Factor Performance vs Portfolio Concentration – II

The more concentrated, the higher the returns, right?

December 2025. Reading Time: 10 Minutes. Author: Nicolas Rabener.

SUMMARY

  • Smart beta returns vary significantly with portfolio concentration
  • Betas and factor performance impact returns
  • Value and momentum portfolios should be concentrated, others not

INTRODUCTION

In our recent research article, Factor Performance vs Portfolio Concentration, we showed that in the U.S. market, more concentrated long-only, stock-based portfolios benefited value and momentum strategies over the past 20 years. For other factors – such as growth, low volatility, quality, and size -the opposite held true: greater diversification delivered better results.

The simplest explanation for this pattern is that it merely reflects underlying factor performance. Value and momentum factors produced positive returns over the period, while the others did not.
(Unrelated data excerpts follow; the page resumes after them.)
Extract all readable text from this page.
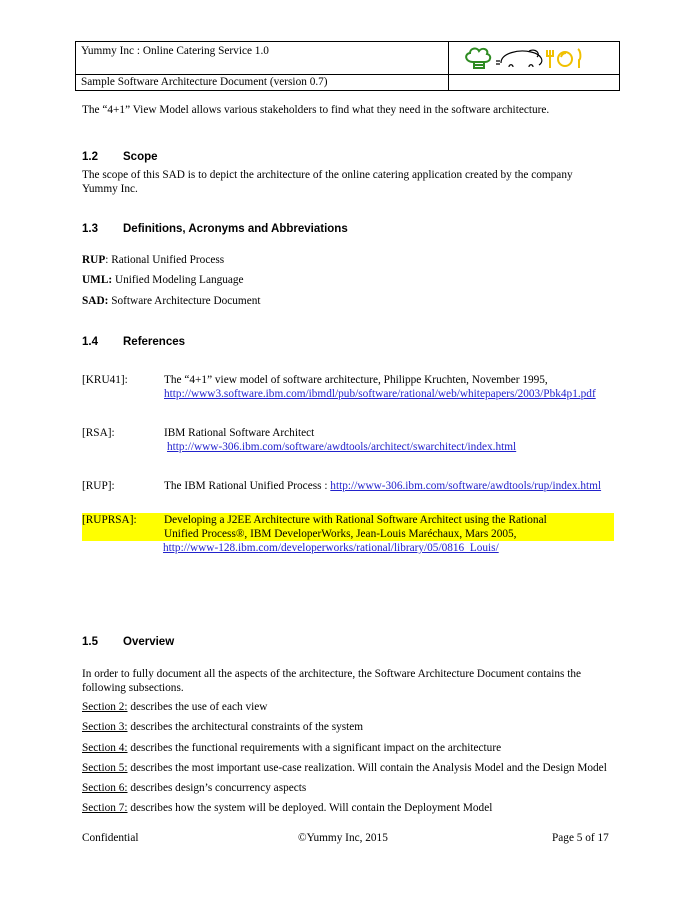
Yummy Inc : Online Catering Service 1.0	
Sample Software Architecture Document (version 0.7)	
The “4+1” View Model allows various stakeholders to find what they need in the software architecture.
1.2 Scope
The scope of this SAD is to depict the architecture of the online catering application created by the company Yummy Inc.
1.3 Definitions, Acronyms and Abbreviations
RUP: Rational Unified Process
UML: Unified Modeling Language
SAD: Software Architecture Document
1.4 References
[KRU41]:	The “4+1” view model of software architecture, Philippe Kruchten, November 1995,
http://www3.software.ibm.com/ibmdl/pub/software/rational/web/whitepapers/2003/Pbk4p1.pdf
[RSA]:	IBM Rational Software Architect
http://www-306.ibm.com/software/awdtools/architect/swarchitect/index.html
[RUP]:	The IBM Rational Unified Process : http://www-306.ibm.com/software/awdtools/rup/index.html
[RUPRSA]: Developing a J2EE Architecture with Rational Software Architect using the Rational
Unified Process®, IBM DeveloperWorks, Jean-Louis Maréchaux, Mars 2005,
http://www-128.ibm.com/developerworks/rational/library/05/0816_Louis/
1.5 Overview
In order to fully document all the aspects of the architecture, the Software Architecture Document contains the following subsections.
Section 2: describes the use of each view
Section 3: describes the architectural constraints of the system
Section 4: describes the functional requirements with a significant impact on the architecture
Section 5: describes the most important use-case realization. Will contain the Analysis Model and the Design Model
Section 6: describes design’s concurrency aspects
Section 7: describes how the system will be deployed. Will contain the Deployment Model
Confidential	©Yummy Inc, 2015	Page 5 of 17
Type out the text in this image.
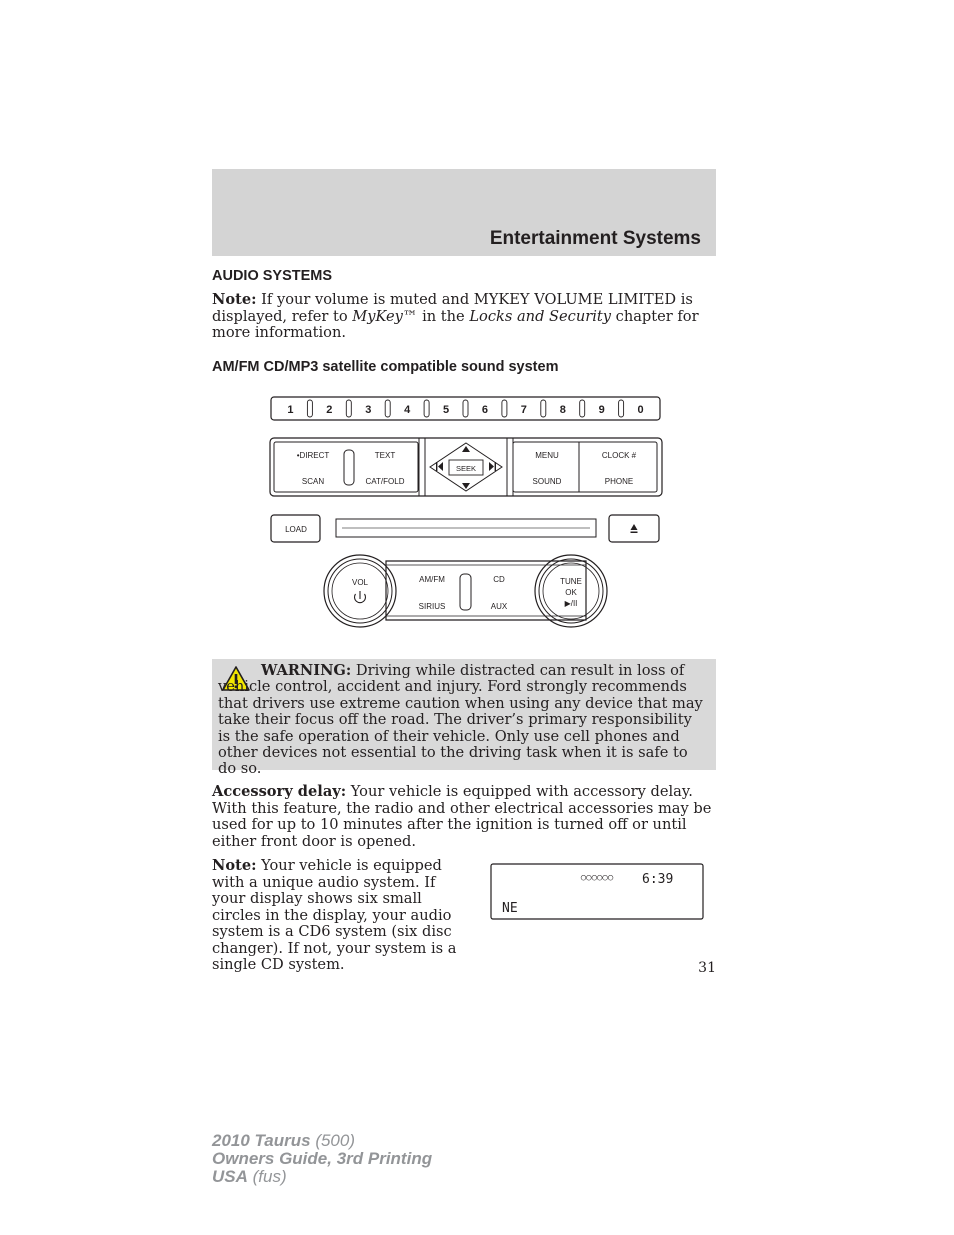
Entertainment Systems
AUDIO SYSTEMS

Note: If your volume is muted and MYKEY VOLUME LIMITED is displayed, refer to MyKey™ in the Locks and Security chapter for more information.

AM/FM CD/MP3 satellite compatible sound system
1	2	3	4	5	6	7	8	9	0
•DIRECT	TEXT
SCAN	CAT/FOLD
MENU	CLOCK #
SOUND	PHONE
SEEK
LOAD
AM/FM	CD
SIRIUS	AUX
VOL	TUNE
OK
▶/II

WARNING: Driving while distracted can result in loss of vehicle control, accident and injury. Ford strongly recommends that drivers use extreme caution when using any device that may take their focus off the road. The driver’s primary responsibility is the safe operation of their vehicle. Only use cell phones and other devices not essential to the driving task when it is safe to do so.

Accessory delay: Your vehicle is equipped with accessory delay. With this feature, the radio and other electrical accessories may be used for up to 10 minutes after the ignition is turned off or until either front door is opened.

Note: Your vehicle is equipped with a unique audio system. If your display shows six small circles in the display, your audio system is a CD6 system (six disc changer). If not, your system is a single CD system.

○○○○○○ 6:39
NE
31
2010 Taurus (500)
Owners Guide, 3rd Printing
USA (fus)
A more concentrated portfolio naturally amplifies factor exposures, and thus magnifies returns when those factor premia are positive.

A second explanation, however, is that portfolios exhibit different market betas. Low-volatility stocks, for example, typically have betas below one; a highly concentrated low-volatility portfolio would have an even lower beta, virtually ensuring underperformance in a bull market.

In this follow-up article on portfolio concentration, we explore how beta influences observed performance.

FACTOR PERFORMANCE VS PORTFOLIO CONCENTRATION

The chart below summarizes our previously published results, showing the excess returns of equal–weighted, factor-focused portfolios relative to the U.S. stock market from 2005 to 2025. For value and momentum, greater portfolio concentration was advantageous, while for the other four factors, broader diversification delivered better performance.